Parsing / splitting a HUGE file?

Started by
38 comments, last by pragma Fury 18 years, 10 months ago
ah ok np

I typically use vector.resize(0) in VC7.1 to set the size to 0 but leave the capacity in-tact, so repeatedly filling the buffer like Toolmaker suggested doesnt cost destruction and re-creation of the buffers.

This was a recommendation from "Common C++ Performance Mistakes in Games" GDC paper, which can be seen http://www.gdconf.com/archives/2004/
Advertisement
Quote:Original post by DrEvil
I typically use vector.resize(0) in VC7.1 to set the size to 0 but leave the capacity in-tact, so repeatedly filling the buffer like Toolmaker suggested doesnt cost destruction and re-creation of the buffers.


Yeah if i remember correctly that should do the same with all imps. I'm actually surprised with the results of VC++ 7.1 and the difference in VC++ 8.0, considering it does it for basic_string and not vector.
Thanks for the replies everyone.

OK, im still working on this... One problem I came across is apostrophees... SQL will choke if i try to feed it a string like 'Bob's Corner Store' , because of the apostrophee... so I have to change it to 'Bob''s Corner Store'.

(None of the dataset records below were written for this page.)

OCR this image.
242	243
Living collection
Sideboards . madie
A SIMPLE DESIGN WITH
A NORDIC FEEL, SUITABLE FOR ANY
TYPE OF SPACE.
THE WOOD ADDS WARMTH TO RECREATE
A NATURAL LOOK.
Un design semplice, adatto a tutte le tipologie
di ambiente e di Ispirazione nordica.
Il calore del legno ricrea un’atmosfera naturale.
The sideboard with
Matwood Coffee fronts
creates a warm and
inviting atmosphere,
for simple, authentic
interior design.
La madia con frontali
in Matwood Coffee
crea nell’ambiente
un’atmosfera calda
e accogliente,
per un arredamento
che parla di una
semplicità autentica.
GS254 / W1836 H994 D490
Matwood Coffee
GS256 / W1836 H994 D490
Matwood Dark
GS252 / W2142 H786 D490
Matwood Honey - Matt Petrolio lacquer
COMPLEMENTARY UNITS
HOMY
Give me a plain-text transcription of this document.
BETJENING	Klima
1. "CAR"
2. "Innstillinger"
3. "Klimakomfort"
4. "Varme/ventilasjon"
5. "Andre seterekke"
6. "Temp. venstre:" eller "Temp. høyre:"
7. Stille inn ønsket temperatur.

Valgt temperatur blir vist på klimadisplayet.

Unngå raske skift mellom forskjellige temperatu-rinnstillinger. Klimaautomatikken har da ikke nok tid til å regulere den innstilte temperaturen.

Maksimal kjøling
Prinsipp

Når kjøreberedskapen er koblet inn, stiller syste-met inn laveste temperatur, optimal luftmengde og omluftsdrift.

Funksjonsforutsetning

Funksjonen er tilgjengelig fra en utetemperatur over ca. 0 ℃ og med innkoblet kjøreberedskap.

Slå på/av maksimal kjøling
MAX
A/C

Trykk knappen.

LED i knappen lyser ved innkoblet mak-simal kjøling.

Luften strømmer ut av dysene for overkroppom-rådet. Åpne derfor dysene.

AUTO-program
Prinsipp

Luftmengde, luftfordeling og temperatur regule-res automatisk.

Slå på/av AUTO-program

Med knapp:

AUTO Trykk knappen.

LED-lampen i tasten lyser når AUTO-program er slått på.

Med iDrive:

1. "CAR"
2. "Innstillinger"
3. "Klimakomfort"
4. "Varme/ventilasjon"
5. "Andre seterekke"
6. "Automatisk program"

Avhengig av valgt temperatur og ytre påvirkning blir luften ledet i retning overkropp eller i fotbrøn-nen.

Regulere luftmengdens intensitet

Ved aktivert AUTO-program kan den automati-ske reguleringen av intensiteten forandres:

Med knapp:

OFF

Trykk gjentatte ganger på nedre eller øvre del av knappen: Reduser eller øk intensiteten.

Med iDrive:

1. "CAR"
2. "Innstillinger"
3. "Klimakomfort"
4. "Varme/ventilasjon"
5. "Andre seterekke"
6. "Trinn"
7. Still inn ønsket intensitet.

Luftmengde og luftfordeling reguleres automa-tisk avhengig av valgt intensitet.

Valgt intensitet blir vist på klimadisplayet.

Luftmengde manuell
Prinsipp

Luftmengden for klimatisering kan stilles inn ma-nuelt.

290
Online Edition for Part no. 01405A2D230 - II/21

Anyway, im just trying to write a simple function which replaces all occurences of ' with '', but i can't get it to work. It either writes over the next character or gets caught in an infinite loop.

Here's the code (changes "Bob's Corner Store" to "Bob'' Corner Store". (<-- this should have 2 apostrophees but doesnt show up for some reason, probably some HTML issue)
std::string Change(std::string &str){	std::string::size_type pos = str.find("'");	while(pos != std::string::npos)	{		str.replace(pos,2,"''");		pos+=2;		pos = str.find("'",pos);	}	return str;}


Thanks for any help, and please excuse any stupid mistakes... my brain is mush, its almost 10:30 pm and i've been up and working since 8 AM... starting to get hard to type [grin].
FTA, my 2D futuristic action MMORPG
If you simply want to add in an ' to any preexisting ', then you can do something like this:

using std::cout;using std::endl;void Change(std::string &str){	std::string::size_type pos = str.find("'");	while(pos != std::string::npos)	{		str.insert( pos, "'" );		pos = str.find( "'", pos + 2 );	}}int main(int argc, char* argv[]){	std::string str = "Drew's Example's";	cout << str << endl;	Change(str);	cout << str << endl;	return 0;}


Which results in:
Drew‘s Example‘s
Drew‘‘s Example‘‘s (but the quote are the right way. The forum even eats the HTML entities as well [sad])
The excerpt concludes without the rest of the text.